Mir fiel als erstes Uriella ein und gleich darauf Marshall McLuhan – was meine Aufmerksamkeit auf die hochinteressante Begriffsgeschichte des Wortes «Medium» lenkte. Ich frühstücke zwar nicht, aber ich nehme normalerweise noch im Bett das Buch, das ich abends gelesen habe, morgens wieder zur Hand. Danach hole ich das Handy von der Ladestation und checke die Familienchats und die «Republik», die ich dann auf dem Arbeitsweg lese.

Wie hältst Du es mit Facebook, Twitter und Instagram? 

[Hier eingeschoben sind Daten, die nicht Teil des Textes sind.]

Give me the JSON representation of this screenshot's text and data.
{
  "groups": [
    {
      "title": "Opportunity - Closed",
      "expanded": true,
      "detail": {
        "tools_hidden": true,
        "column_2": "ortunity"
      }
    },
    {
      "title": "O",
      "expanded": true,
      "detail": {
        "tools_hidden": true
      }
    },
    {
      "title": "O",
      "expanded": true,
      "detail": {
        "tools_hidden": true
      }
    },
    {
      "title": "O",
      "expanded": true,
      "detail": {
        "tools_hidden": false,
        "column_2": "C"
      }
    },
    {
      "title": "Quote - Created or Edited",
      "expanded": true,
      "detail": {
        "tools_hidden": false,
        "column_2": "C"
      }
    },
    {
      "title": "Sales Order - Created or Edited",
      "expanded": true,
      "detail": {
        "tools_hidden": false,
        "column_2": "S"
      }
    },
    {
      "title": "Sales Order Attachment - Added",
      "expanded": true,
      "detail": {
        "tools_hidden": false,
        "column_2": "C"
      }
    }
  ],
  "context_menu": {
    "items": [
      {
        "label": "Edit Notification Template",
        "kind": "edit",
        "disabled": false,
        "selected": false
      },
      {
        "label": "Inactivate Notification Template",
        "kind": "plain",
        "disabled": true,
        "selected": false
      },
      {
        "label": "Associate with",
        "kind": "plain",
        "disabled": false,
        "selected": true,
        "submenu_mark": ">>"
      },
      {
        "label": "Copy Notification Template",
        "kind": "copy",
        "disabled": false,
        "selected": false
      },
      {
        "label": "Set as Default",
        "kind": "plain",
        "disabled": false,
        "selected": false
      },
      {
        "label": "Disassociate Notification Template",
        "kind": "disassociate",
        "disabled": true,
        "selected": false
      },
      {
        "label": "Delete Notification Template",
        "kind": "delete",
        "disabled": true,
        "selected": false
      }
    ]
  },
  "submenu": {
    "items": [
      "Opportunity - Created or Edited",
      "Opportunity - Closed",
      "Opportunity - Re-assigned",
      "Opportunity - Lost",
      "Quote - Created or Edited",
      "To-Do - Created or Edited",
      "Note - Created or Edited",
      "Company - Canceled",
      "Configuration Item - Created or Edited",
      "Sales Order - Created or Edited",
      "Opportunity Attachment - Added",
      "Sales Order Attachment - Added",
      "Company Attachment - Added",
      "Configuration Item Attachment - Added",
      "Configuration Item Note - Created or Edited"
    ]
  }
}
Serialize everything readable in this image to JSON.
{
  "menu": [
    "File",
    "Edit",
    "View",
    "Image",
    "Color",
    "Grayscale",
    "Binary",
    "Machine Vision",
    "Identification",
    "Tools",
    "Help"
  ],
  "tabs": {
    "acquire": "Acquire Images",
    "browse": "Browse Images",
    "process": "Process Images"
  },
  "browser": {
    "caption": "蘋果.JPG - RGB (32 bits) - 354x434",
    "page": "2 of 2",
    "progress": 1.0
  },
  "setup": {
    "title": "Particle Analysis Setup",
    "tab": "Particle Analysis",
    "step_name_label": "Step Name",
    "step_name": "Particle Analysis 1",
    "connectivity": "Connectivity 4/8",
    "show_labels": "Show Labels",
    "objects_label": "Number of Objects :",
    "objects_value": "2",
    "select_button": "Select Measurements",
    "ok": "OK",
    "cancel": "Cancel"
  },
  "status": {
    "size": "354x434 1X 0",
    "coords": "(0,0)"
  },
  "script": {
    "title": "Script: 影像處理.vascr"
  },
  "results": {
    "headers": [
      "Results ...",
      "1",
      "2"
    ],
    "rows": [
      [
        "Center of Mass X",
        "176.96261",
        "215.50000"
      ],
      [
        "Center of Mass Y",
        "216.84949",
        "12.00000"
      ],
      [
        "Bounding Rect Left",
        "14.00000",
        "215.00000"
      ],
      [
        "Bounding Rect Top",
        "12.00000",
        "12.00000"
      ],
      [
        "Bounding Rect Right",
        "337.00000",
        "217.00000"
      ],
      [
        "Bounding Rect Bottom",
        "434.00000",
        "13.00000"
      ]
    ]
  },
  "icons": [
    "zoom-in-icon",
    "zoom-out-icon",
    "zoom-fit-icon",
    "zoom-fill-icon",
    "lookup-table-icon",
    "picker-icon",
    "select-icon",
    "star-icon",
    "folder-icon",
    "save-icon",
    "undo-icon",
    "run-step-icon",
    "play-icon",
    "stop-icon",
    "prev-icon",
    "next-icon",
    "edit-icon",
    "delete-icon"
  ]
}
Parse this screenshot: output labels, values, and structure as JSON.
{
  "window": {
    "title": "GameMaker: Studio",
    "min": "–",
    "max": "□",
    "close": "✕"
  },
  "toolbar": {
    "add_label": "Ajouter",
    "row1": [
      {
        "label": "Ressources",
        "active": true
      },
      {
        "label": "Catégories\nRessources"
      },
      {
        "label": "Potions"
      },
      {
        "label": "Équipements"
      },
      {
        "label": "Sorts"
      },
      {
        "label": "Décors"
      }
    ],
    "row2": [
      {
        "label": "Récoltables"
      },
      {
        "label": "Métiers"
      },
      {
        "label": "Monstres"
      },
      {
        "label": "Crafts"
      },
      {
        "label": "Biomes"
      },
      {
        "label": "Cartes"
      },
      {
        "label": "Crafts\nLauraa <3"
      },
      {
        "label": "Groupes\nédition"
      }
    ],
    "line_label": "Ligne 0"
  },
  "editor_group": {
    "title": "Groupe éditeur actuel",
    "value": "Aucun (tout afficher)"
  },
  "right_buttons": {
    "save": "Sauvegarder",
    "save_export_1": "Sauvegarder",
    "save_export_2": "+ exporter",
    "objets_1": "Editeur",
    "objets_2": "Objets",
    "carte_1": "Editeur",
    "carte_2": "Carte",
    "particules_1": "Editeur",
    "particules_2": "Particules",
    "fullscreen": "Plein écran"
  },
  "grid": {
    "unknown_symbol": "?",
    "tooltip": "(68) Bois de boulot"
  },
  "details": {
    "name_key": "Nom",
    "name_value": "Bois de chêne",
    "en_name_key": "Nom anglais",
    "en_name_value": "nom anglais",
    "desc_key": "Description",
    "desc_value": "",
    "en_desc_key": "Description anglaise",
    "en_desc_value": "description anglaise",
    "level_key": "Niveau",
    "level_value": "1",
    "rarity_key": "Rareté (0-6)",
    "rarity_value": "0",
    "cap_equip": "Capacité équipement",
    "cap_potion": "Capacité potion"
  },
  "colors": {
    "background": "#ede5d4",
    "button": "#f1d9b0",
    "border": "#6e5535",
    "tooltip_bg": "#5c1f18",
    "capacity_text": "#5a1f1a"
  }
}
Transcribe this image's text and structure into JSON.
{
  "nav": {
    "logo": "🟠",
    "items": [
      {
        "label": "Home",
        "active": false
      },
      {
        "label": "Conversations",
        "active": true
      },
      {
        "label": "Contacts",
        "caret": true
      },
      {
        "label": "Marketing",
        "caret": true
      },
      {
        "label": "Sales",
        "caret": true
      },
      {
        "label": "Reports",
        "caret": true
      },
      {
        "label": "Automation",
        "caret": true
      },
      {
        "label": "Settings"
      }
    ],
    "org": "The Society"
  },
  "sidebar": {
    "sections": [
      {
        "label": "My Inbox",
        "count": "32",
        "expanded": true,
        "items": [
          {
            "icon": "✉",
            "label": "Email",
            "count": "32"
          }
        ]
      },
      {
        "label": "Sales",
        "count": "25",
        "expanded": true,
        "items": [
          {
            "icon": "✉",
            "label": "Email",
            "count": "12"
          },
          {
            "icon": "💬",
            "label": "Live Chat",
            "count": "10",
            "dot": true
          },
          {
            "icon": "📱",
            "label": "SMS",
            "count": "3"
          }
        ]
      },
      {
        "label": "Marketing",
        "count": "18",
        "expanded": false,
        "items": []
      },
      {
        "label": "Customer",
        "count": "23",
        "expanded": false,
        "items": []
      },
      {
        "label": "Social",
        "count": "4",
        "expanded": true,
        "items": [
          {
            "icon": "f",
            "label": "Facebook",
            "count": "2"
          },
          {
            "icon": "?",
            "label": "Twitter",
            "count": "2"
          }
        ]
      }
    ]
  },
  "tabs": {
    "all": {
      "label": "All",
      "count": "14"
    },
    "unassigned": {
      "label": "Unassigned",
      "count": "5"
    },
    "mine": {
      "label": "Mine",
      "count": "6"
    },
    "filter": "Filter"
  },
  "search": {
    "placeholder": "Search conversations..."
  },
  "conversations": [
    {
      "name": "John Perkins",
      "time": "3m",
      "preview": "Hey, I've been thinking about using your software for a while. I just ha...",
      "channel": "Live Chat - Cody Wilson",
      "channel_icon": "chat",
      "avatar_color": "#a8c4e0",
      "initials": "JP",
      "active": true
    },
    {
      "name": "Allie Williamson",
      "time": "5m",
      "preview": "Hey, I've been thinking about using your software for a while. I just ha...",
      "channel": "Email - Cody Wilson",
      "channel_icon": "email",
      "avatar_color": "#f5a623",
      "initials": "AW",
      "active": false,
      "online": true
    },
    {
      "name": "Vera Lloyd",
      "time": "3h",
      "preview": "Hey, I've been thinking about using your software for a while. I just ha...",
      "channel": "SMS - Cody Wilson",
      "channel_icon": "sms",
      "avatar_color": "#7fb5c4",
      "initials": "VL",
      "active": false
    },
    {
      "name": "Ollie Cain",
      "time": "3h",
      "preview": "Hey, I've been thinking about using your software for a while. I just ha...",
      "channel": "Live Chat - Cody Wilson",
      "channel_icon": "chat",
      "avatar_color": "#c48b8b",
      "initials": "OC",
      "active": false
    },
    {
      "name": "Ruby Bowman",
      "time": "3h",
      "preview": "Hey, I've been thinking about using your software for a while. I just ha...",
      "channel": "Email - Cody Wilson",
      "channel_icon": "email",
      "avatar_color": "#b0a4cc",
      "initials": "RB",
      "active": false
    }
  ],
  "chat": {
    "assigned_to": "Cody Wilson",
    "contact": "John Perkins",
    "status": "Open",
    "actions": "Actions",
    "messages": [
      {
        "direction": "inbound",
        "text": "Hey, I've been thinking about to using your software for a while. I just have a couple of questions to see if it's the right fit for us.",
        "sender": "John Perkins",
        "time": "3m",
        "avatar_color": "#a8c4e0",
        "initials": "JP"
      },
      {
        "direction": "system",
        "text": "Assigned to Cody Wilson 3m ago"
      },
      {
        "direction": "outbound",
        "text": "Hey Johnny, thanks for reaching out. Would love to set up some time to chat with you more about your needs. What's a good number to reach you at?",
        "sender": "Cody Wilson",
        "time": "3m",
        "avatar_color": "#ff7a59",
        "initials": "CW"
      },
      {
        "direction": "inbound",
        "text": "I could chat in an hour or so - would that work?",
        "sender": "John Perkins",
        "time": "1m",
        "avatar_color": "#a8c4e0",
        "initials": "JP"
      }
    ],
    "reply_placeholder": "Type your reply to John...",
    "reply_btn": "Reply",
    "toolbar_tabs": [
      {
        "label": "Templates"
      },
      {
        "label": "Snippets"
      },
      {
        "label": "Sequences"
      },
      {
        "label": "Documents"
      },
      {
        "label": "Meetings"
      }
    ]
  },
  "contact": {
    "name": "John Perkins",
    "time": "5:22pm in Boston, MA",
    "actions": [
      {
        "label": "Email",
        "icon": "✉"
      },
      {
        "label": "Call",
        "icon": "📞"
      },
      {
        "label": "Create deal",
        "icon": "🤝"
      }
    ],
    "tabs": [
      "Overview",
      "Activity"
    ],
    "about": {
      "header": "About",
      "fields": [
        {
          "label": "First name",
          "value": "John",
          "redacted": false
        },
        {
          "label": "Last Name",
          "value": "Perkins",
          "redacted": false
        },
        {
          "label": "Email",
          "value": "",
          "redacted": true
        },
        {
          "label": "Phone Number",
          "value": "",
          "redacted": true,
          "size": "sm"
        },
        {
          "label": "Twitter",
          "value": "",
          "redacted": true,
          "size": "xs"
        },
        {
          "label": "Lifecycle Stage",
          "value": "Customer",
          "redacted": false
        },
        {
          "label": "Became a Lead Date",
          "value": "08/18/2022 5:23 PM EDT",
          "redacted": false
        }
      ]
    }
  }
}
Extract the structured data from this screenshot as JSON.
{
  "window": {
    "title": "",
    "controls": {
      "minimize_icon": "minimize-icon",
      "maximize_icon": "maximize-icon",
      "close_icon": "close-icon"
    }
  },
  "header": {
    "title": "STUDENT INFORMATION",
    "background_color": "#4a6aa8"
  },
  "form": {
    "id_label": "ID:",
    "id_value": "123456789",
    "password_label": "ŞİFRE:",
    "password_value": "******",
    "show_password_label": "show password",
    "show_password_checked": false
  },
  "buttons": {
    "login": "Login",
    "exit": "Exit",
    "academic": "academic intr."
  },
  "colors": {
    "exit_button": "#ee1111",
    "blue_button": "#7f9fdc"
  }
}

Das sind zweckgebundene Plattformen für mich. Facebook privat für den Austausch mit Gleichgesinnten, oft geografisch weit Entfernten und um mich selbst als Datensammlung und -spiegel zu erfahren. Insta ebenso, doch visueller und mit Storys. Twitter nutze ich passiv als Aggregator für meine Themen und als Newsfeed. Selber zu twittern ist für mich momentan zu anspruchsvoll.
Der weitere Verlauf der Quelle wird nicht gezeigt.